Hi, thanks for posting.
Regarding the long startup times that have been causing issues for you, can you provide any more information on which activities during startup seem to be taking a long time? Broadly, there are 3 different things the engine needs to do before it can run tests:
1. Load the projects that are open in VS (progress is described by the 'Loading projects' indication shown on any of the major tool windows)
2. Build the projects and analyse their assemblies for tests (happens once the engine has loaded everything, but needs to be done before tests can be executed. This is shown with all the build/analysis tasks in the processing queue).
3. Bootstrap the engine and load the cache file (described by all the tasks displayed on the loading indicator except for the loading of projects)
Possibly it's a combination of all 3, but knowing whether any of the above is more significantly contributing to the problem will help us with our own performance optimisation.
Regarding the nodes not taking much of the load off local, do you notice this more on the initial run-through of the engine, or does it seem to be a pattern across your entire NCrunch session?

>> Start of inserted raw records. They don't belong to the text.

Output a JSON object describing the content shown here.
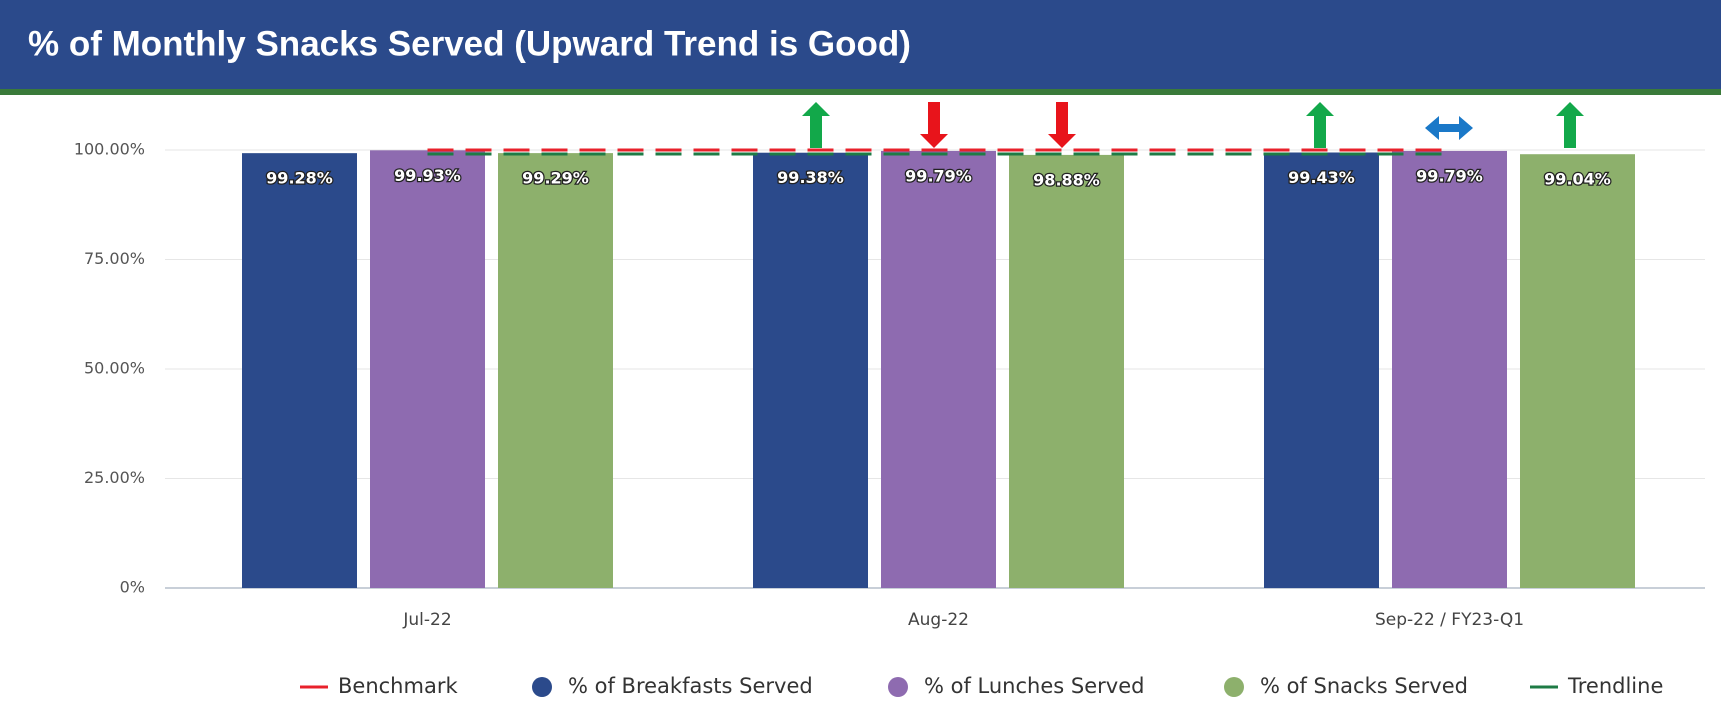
{
  "chart_data": {
    "type": "bar",
    "title": "% of Monthly Snacks Served (Upward Trend is Good)",
    "categories": [
      "Jul-22",
      "Aug-22",
      "Sep-22 / FY23-Q1"
    ],
    "ylim": [
      0,
      100
    ],
    "yticks": [
      {
        "value": 0,
        "label": "0%"
      },
      {
        "value": 25,
        "label": "25.00%"
      },
      {
        "value": 50,
        "label": "50.00%"
      },
      {
        "value": 75,
        "label": "75.00%"
      },
      {
        "value": 100,
        "label": "100.00%"
      }
    ],
    "grid": true,
    "legend": "bottom",
    "series": [
      {
        "name": "Benchmark",
        "type": "line",
        "color": "#e8212b",
        "values": [
          100,
          100,
          100
        ]
      },
      {
        "name": "% of Breakfasts Served",
        "type": "bar",
        "color": "#2b4a8b",
        "values": [
          99.28,
          99.38,
          99.43
        ],
        "value_labels": [
          "99.28%",
          "99.38%",
          "99.43%"
        ]
      },
      {
        "name": "% of Lunches Served",
        "type": "bar",
        "color": "#8e6bb0",
        "values": [
          99.93,
          99.79,
          99.79
        ],
        "value_labels": [
          "99.93%",
          "99.79%",
          "99.79%"
        ]
      },
      {
        "name": "% of Snacks Served",
        "type": "bar",
        "color": "#8db06c",
        "values": [
          99.29,
          98.88,
          99.04
        ],
        "value_labels": [
          "99.29%",
          "98.88%",
          "99.04%"
        ]
      },
      {
        "name": "Trendline",
        "type": "line",
        "color": "#1e7b45",
        "values": [
          99.1,
          99.1,
          99.1
        ]
      }
    ]
  }
}
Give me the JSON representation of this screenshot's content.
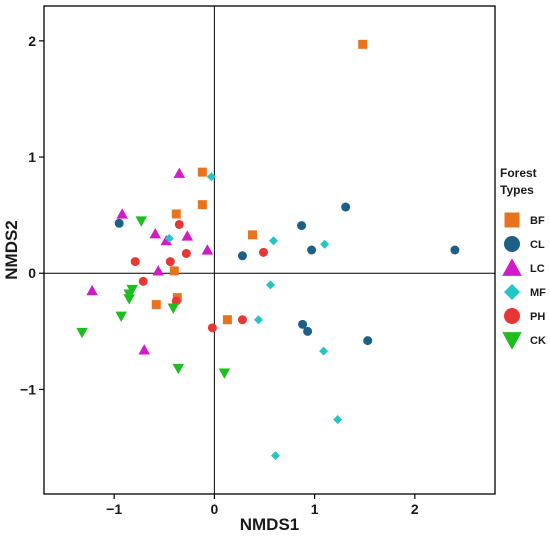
{
  "chart_data": {
    "type": "scatter",
    "title": "",
    "xlabel": "NMDS1",
    "ylabel": "NMDS2",
    "xlim": [
      -1.7,
      2.8
    ],
    "ylim": [
      -1.9,
      2.3
    ],
    "x_ticks": [
      -1,
      0,
      1,
      2
    ],
    "y_ticks": [
      -1,
      0,
      1,
      2
    ],
    "reference_lines": {
      "x": 0,
      "y": 0
    },
    "grid": false,
    "legend": {
      "title_lines": [
        "Forest",
        "Types"
      ],
      "placement": "right"
    },
    "series": [
      {
        "name": "BF",
        "shape": "square",
        "color": "#E8731F",
        "points": [
          [
            1.48,
            1.97
          ],
          [
            -0.12,
            0.87
          ],
          [
            -0.38,
            0.51
          ],
          [
            -0.12,
            0.59
          ],
          [
            0.38,
            0.33
          ],
          [
            -0.4,
            0.02
          ],
          [
            -0.37,
            -0.21
          ],
          [
            -0.58,
            -0.27
          ],
          [
            0.13,
            -0.4
          ]
        ]
      },
      {
        "name": "CL",
        "shape": "circle",
        "color": "#1C5F87",
        "points": [
          [
            -0.95,
            0.43
          ],
          [
            1.31,
            0.57
          ],
          [
            0.87,
            0.41
          ],
          [
            0.97,
            0.2
          ],
          [
            2.4,
            0.2
          ],
          [
            0.28,
            0.15
          ],
          [
            0.88,
            -0.44
          ],
          [
            0.93,
            -0.5
          ],
          [
            1.53,
            -0.58
          ]
        ]
      },
      {
        "name": "LC",
        "shape": "triangle-up",
        "color": "#D11BC9",
        "points": [
          [
            -0.35,
            0.86
          ],
          [
            -0.92,
            0.51
          ],
          [
            -0.59,
            0.34
          ],
          [
            -0.27,
            0.32
          ],
          [
            -0.48,
            0.28
          ],
          [
            -0.07,
            0.2
          ],
          [
            -0.56,
            0.02
          ],
          [
            -1.22,
            -0.15
          ],
          [
            -0.7,
            -0.66
          ]
        ]
      },
      {
        "name": "MF",
        "shape": "diamond",
        "color": "#23C6C6",
        "points": [
          [
            -0.03,
            0.83
          ],
          [
            -0.45,
            0.3
          ],
          [
            0.59,
            0.28
          ],
          [
            1.1,
            0.25
          ],
          [
            0.56,
            -0.1
          ],
          [
            0.44,
            -0.4
          ],
          [
            1.09,
            -0.67
          ],
          [
            1.23,
            -1.26
          ],
          [
            0.61,
            -1.57
          ]
        ]
      },
      {
        "name": "PH",
        "shape": "circle",
        "color": "#E83535",
        "points": [
          [
            -0.35,
            0.42
          ],
          [
            -0.28,
            0.17
          ],
          [
            -0.79,
            0.1
          ],
          [
            -0.44,
            0.1
          ],
          [
            0.49,
            0.18
          ],
          [
            -0.71,
            -0.07
          ],
          [
            -0.38,
            -0.24
          ],
          [
            -0.02,
            -0.47
          ],
          [
            0.28,
            -0.4
          ]
        ]
      },
      {
        "name": "CK",
        "shape": "triangle-down",
        "color": "#1EBE1E",
        "points": [
          [
            -0.73,
            0.45
          ],
          [
            -0.82,
            -0.14
          ],
          [
            -0.85,
            -0.18
          ],
          [
            -0.85,
            -0.22
          ],
          [
            -0.41,
            -0.3
          ],
          [
            -0.93,
            -0.37
          ],
          [
            -1.32,
            -0.51
          ],
          [
            -0.36,
            -0.82
          ],
          [
            0.1,
            -0.86
          ]
        ]
      }
    ]
  }
}
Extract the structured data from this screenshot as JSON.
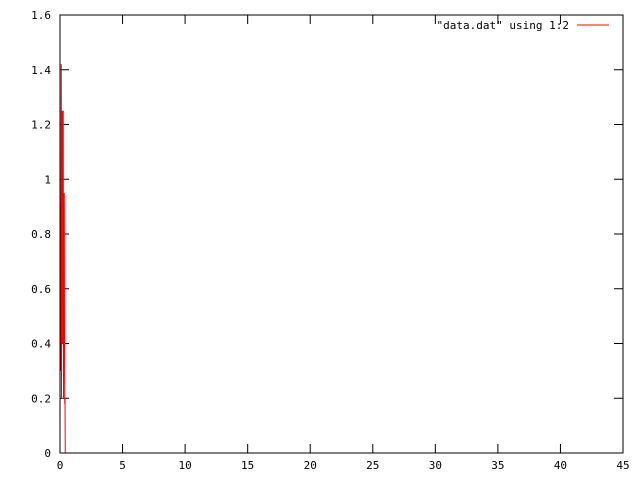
{
  "chart_data": {
    "type": "line",
    "title": "",
    "xlabel": "",
    "ylabel": "",
    "xlim": [
      0,
      45
    ],
    "ylim": [
      0,
      1.6
    ],
    "x_ticks": [
      0,
      5,
      10,
      15,
      20,
      25,
      30,
      35,
      40,
      45
    ],
    "x_tick_labels": [
      "0",
      "5",
      "10",
      "15",
      "20",
      "25",
      "30",
      "35",
      "40",
      "45"
    ],
    "y_ticks": [
      0,
      0.2,
      0.4,
      0.6,
      0.8,
      1,
      1.2,
      1.4,
      1.6
    ],
    "y_tick_labels": [
      "0",
      "0.2",
      "0.4",
      "0.6",
      "0.8",
      "1",
      "1.2",
      "1.4",
      "1.6"
    ],
    "grid": false,
    "legend_position": "top-right",
    "series": [
      {
        "name": "\"data.dat\" using 1:2",
        "color": "#ff0000",
        "x": [
          0.0,
          0.02,
          0.04,
          0.06,
          0.08,
          0.1,
          0.12,
          0.14,
          0.16,
          0.18,
          0.2,
          0.22,
          0.24,
          0.26,
          0.28,
          0.3,
          0.32,
          0.34,
          0.36,
          0.38,
          0.4,
          0.42,
          0.44
        ],
        "y": [
          0.14,
          0.54,
          0.3,
          0.9,
          0.7,
          1.42,
          0.2,
          1.05,
          0.56,
          1.25,
          0.4,
          0.88,
          0.55,
          1.25,
          0.2,
          0.7,
          0.53,
          0.95,
          0.45,
          0.18,
          0.2,
          0.0,
          0.0
        ]
      }
    ]
  }
}
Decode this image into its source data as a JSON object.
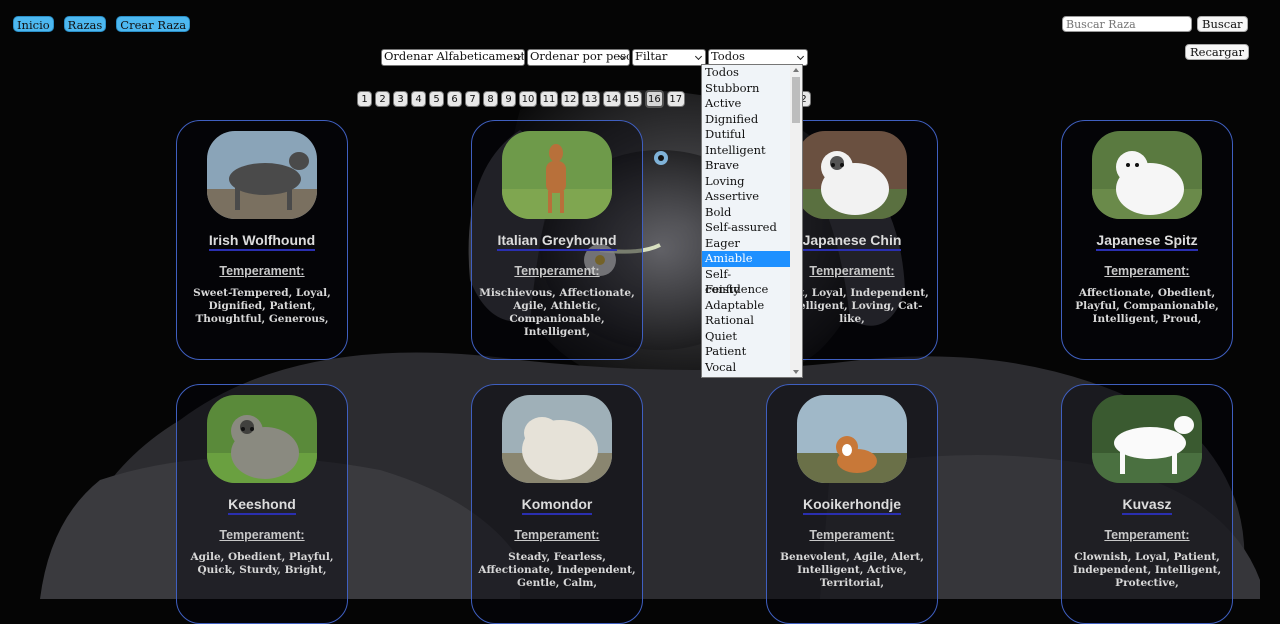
{
  "nav": {
    "inicio": "Inicio",
    "razas": "Razas",
    "crear": "Crear Raza"
  },
  "search": {
    "placeholder": "Buscar Raza",
    "button": "Buscar",
    "reload": "Recargar"
  },
  "filters": {
    "order_alpha": "Ordenar Alfabeticamente",
    "order_weight": "Ordenar por peso",
    "filter": "Filtar",
    "temperament_selected": "Todos"
  },
  "dropdown_options": [
    "Todos",
    "Stubborn",
    "Active",
    "Dignified",
    "Dutiful",
    "Intelligent",
    "Brave",
    "Loving",
    "Assertive",
    "Bold",
    "Self-assured",
    "Eager",
    "Amiable",
    "Self-confidence",
    "Feisty",
    "Adaptable",
    "Rational",
    "Quiet",
    "Patient",
    "Vocal"
  ],
  "dropdown_highlighted": "Amiable",
  "pages": [
    "1",
    "2",
    "3",
    "4",
    "5",
    "6",
    "7",
    "8",
    "9",
    "10",
    "11",
    "12",
    "13",
    "14",
    "15",
    "16",
    "17"
  ],
  "current_page": "16",
  "pages_tail": "2",
  "temperament_label": "Temperament:",
  "cards": [
    {
      "name": "Irish Wolfhound",
      "temperament": "Sweet-Tempered, Loyal, Dignified, Patient, Thoughtful, Generous,"
    },
    {
      "name": "Italian Greyhound",
      "temperament": "Mischievous, Affectionate, Agile, Athletic, Companionable, Intelligent,"
    },
    {
      "name": "Japanese Chin",
      "temperament": "Alert, Loyal, Independent, Intelligent, Loving, Cat-like,"
    },
    {
      "name": "Japanese Spitz",
      "temperament": "Affectionate, Obedient, Playful, Companionable, Intelligent, Proud,"
    },
    {
      "name": "Keeshond",
      "temperament": "Agile, Obedient, Playful, Quick, Sturdy, Bright,"
    },
    {
      "name": "Komondor",
      "temperament": "Steady, Fearless, Affectionate, Independent, Gentle, Calm,"
    },
    {
      "name": "Kooikerhondje",
      "temperament": "Benevolent, Agile, Alert, Intelligent, Active, Territorial,"
    },
    {
      "name": "Kuvasz",
      "temperament": "Clownish, Loyal, Patient, Independent, Intelligent, Protective,"
    }
  ]
}
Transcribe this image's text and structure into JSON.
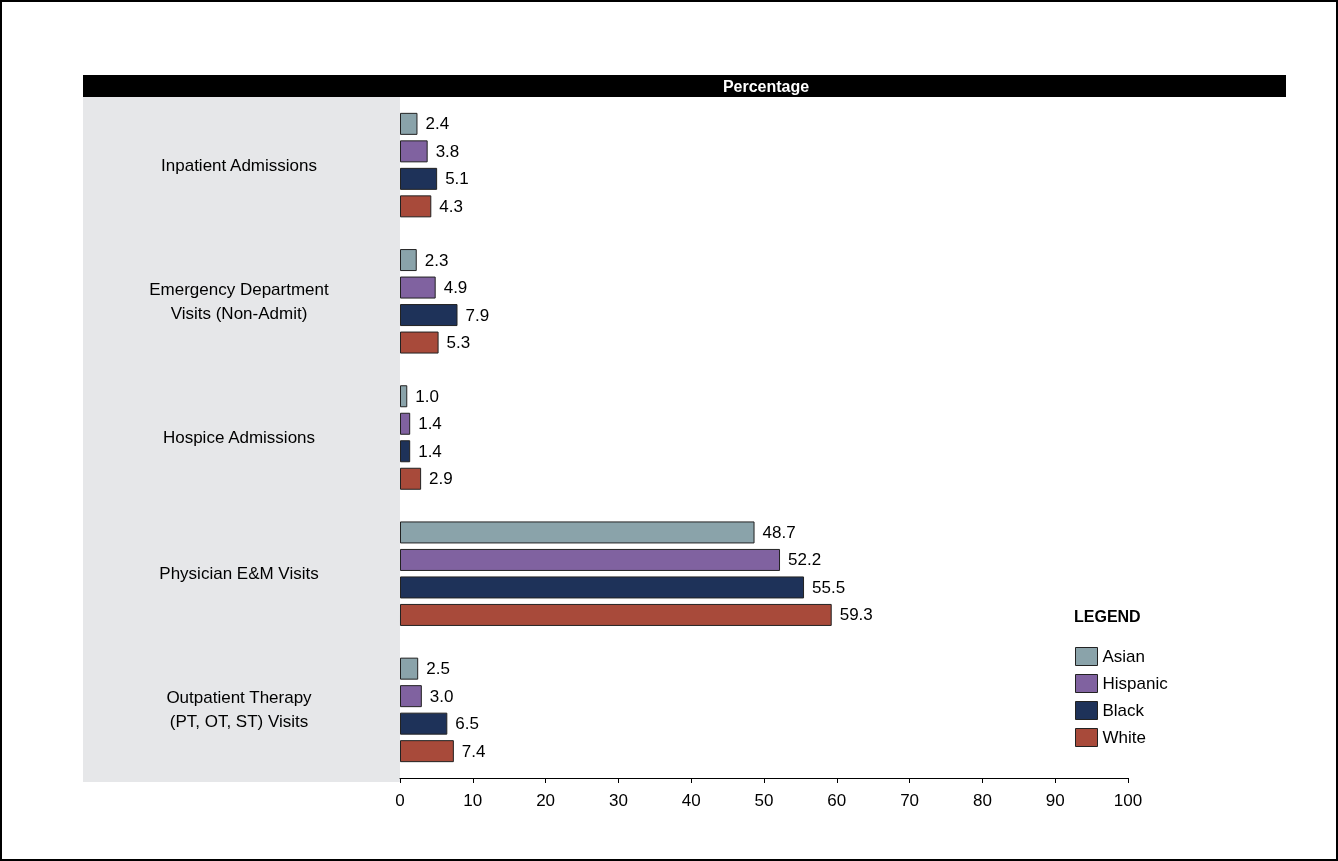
{
  "chart_data": {
    "type": "bar",
    "orientation": "horizontal",
    "title": "Percentage",
    "legend_title": "LEGEND",
    "categories": [
      "Inpatient Admissions",
      "Emergency Department\nVisits (Non-Admit)",
      "Hospice Admissions",
      "Physician E&M Visits",
      "Outpatient Therapy\n(PT, OT, ST) Visits"
    ],
    "series": [
      {
        "name": "Asian",
        "color": "#8aa3aa",
        "values": [
          2.4,
          2.3,
          1.0,
          48.7,
          2.5
        ],
        "value_labels": [
          "2.4",
          "2.3",
          "1.0",
          "48.7",
          "2.5"
        ]
      },
      {
        "name": "Hispanic",
        "color": "#8062a0",
        "values": [
          3.8,
          4.9,
          1.4,
          52.2,
          3.0
        ],
        "value_labels": [
          "3.8",
          "4.9",
          "1.4",
          "52.2",
          "3.0"
        ]
      },
      {
        "name": "Black",
        "color": "#1e3259",
        "values": [
          5.1,
          7.9,
          1.4,
          55.5,
          6.5
        ],
        "value_labels": [
          "5.1",
          "7.9",
          "1.4",
          "55.5",
          "6.5"
        ]
      },
      {
        "name": "White",
        "color": "#a84a3a",
        "values": [
          4.3,
          5.3,
          2.9,
          59.3,
          7.4
        ],
        "value_labels": [
          "4.3",
          "5.3",
          "2.9",
          "59.3",
          "7.4"
        ]
      }
    ],
    "xlim": [
      0,
      100
    ],
    "xticks": [
      0,
      10,
      20,
      30,
      40,
      50,
      60,
      70,
      80,
      90,
      100
    ],
    "legend": "bottom right",
    "grid": false
  }
}
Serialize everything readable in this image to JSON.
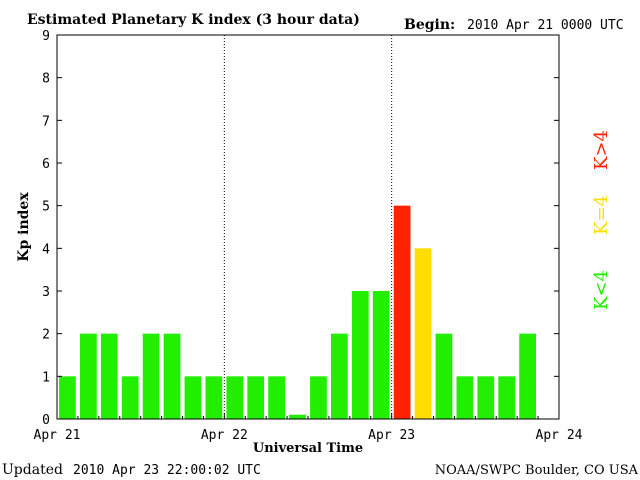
{
  "chart_data": {
    "type": "bar",
    "title": "Estimated Planetary K index (3 hour data)",
    "begin_label": "Begin:",
    "begin_value": "2010 Apr 21 0000 UTC",
    "xlabel": "Universal Time",
    "ylabel": "Kp index",
    "ylim": [
      0,
      9
    ],
    "yticks": [
      "0",
      "1",
      "2",
      "3",
      "4",
      "5",
      "6",
      "7",
      "8",
      "9"
    ],
    "xticks": [
      "Apr 21",
      "Apr 22",
      "Apr 23",
      "Apr 24"
    ],
    "grid": "vertical dotted day separators",
    "bar_interval_hours": 3,
    "values": [
      1,
      2,
      2,
      1,
      2,
      2,
      1,
      1,
      1,
      1,
      1,
      0.1,
      1,
      2,
      3,
      3,
      5,
      4,
      2,
      1,
      1,
      1,
      2
    ],
    "legend_items": [
      {
        "label": "K>4",
        "color": "#ff2200"
      },
      {
        "label": "K=4",
        "color": "#ffdd00"
      },
      {
        "label": "K<4",
        "color": "#22ee00"
      }
    ],
    "colors": {
      "low": "#22ee00",
      "equal": "#ffdd00",
      "high": "#ff2200"
    }
  },
  "footer": {
    "updated_label": "Updated",
    "updated_value": "2010 Apr 23 22:00:02 UTC",
    "source": "NOAA/SWPC Boulder, CO USA"
  }
}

The engine doesn't usually initiate connections to the nodes until it has completed its bootstrap sequence. Because there is some synchronisation that needs to happen before a node can service any tasks, this can mean that the nodes will lag a bit behind local in their initial responsiveness.
The integration with grid nodes is structured as a pull-based system. Once a node is synchronised and ready for work, it will send a request to a connected client to provide it with work. On receiving this request, the client examines the contents of its processing queue and will send through a set of tasks that the node is able to process. Because this transfer of tasks involves network overhead, the offloading of work onto a node is always slower and less responsive that the client's local processor (which is able to pull tasks straight out of memory). To be able to complete a task, the node also needs to be able to transfer all results (including coverage and trace data) over the network. The faster the connection, the less of an issue this generally is.
One potential issue that can arise is related to the capacity of the engine itself to coordinate and process tasks. In your use case, the engine needs to coordinate and process the results of 56k tests over the space of a single pass. That's a lot of tests, and each one has its own set of coverage data that needs to be merged and mapped into a local database. Because all this data is generated using background runners (and grid nodes), it's possible for the background runners to outrun the engine's ability to coordinate the work and process results in a timely way.
It's possible to track this by keeping your cursor over the NCrunch spinner in the corner of your IDE, where you'll be able to see the core engine load and the number of tasks being processed. If the core load is sitting at or near 100% but the tasks being processed is not near the max of the bar, this means the engine is overloaded and adding more capacity (in terms of grid nodes) is not likely to be beneficial. In this situation, because the nodes are sitting down the end of a network connection, they tend to have less priority than the local processor and are more likely to be underutilised. Unfortunately, we don't have any firm guidelines on how much load the engine can handle, as this is extremely variable depending on the environment and the characteristics of your solution. If you have a vast number of fast executing tests with each covering a reasonable amount of code, you are more likely to hit the limits of the engine sooner than if your tests are chunkier and more isolated.
In terms of getting a general overview of your run, I highly recommend doing an export of the Timeline report using the export button on the Tests Window after you've completed a full pass of all your tests.